The Abstraction Trap
The junior move is to reach for the official MinIO Rust SDK wrapped in a Tokio async runtime, spawn one task per tenant upload, and let the framework handle connection pooling. Here’s why this collapses:
Problem 1 — Object buffering doubles your memory pressure. The naive MinIO SDK path does a full-object read into a
Vec<u8>before computing the multipart boundary. For a 4GB blob, that’s 4GB of heap allocation per concurrent upload, per tenant. With 200 concurrent uploads across tenants, you’ve just allocated 800GB of virtual address space. The OOM killer arrives before your users do.Problem 2 — TLB thrashing at multi-tenant density. Each per-tenant Tokio runtime has its own heap arena. The kernel’s TLB (Translation Lookaside Buffer) has ~1,500 entries on a modern x86-64 core. When 500 tenant tasks compete for CPU time, TLB miss rate spikes because each task switch invalidates entries from the previous tenant’s virtual address space. A single TLB miss costs 100–300 cycles on a cache-cold DRAM lookup. At 100M req/s, this becomes your dominant CPU consumer — not your business logic.
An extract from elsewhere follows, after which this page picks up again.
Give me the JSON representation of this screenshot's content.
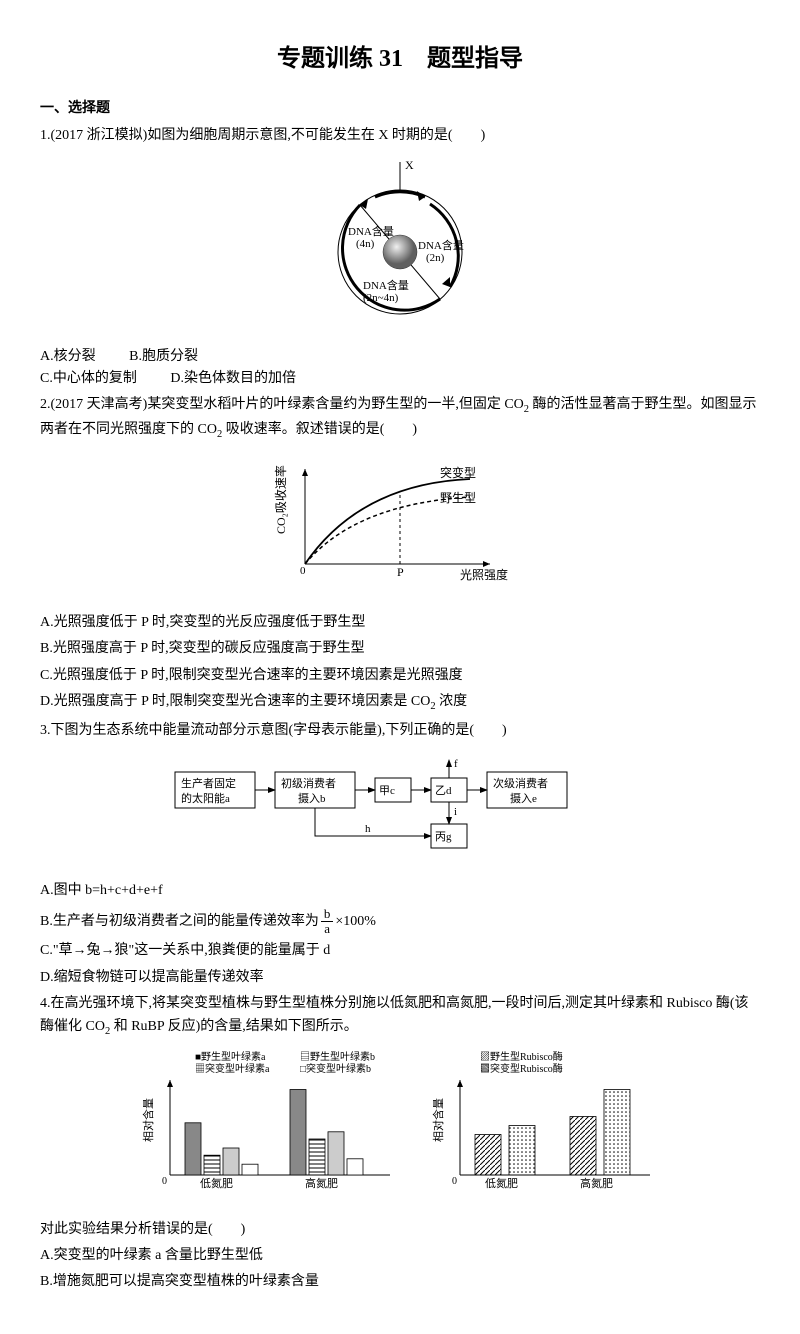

Problem 3 — Scheduler thrashing from blocking I/O in async context. MinIO PUT operations over a WAN link take 50–200ms. If you’re running
tokio::spawnper upload without proper backpressure, you accumulate thousands of futures pinned in memory, each waiting on a TCP ACK. The scheduler bounces between them continuously. Context switch overhead (register save/restore, TLB flush on task switch) dominates.The abstraction hid all three of these. The SDK said “async.” It lied — it just moved the blocking into a thread pool.